One minute we were sitting having lunch at a café on one of NewYork’s broad avenues, watching the traffic flow past us like some torrent. Five lanes going one way. Five lanes coloured mostly yellow - the colour of the city’s famous Yellow Cabs.
The next minute the traffic had vanished. That’s a hard act in a city as busy as this. We’d heard a police siren - nothing new, then heard more and more until we saw a clutter of police cars in the otherwise deserted avenue.
We’d finished our lunch – even if we hadn’t we would have abandoned it to go rubberneck outside.
“What’s happening?” I asked a bystander and he told me a truck had been left parked in the middle of 43rd street, two blocks down.
After 9/11 and the London bombings that must have set alarm bells ringing, though New Yorkers hardly need reminding about making their city secure. On subway trains and elsewhere ads tell them that if they see something suspicious, they should report it.
Somebody had, and after about a dozen police cars filled the avenue, another vehicle arrived and out of it stepped formidably armed Men In Black - what looked like a SWOT squad. Somehow I expected more urgency from them, more action, but then that was just Hollywood talking.

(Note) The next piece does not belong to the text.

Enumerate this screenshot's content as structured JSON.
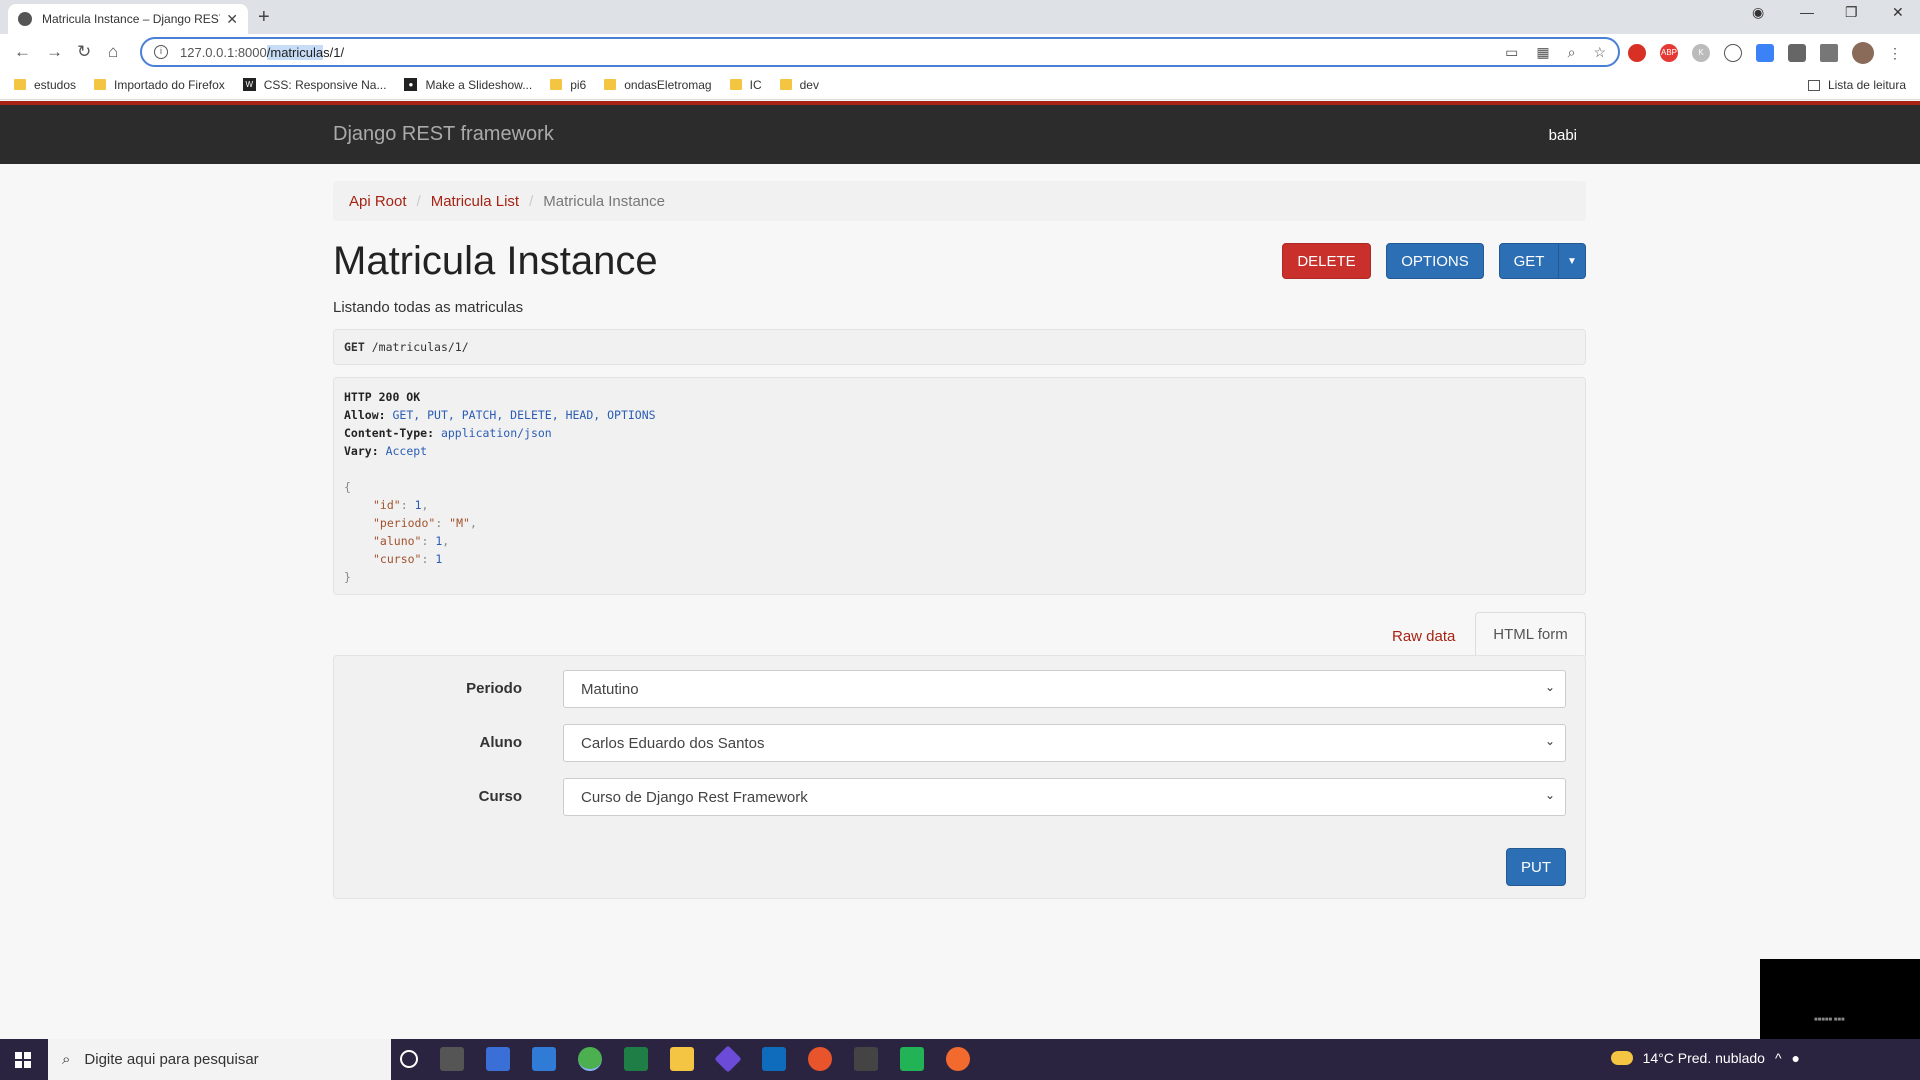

Instead they more or less ambled Downtown adding to the confusing contrasts: part of the city was in complete lockdown, but its police, SWOT squad personnel and even bystanders were acting so casually that one could be forgiven for thinking that this was an everyday incident.
Perhaps it was. When we came back that evening to see the lustre of Broadway at night, the Yellow Cabs were back on their start marks at the Avenue’s intersections. It was, it seemed, just another day, another incident in the Big Apple.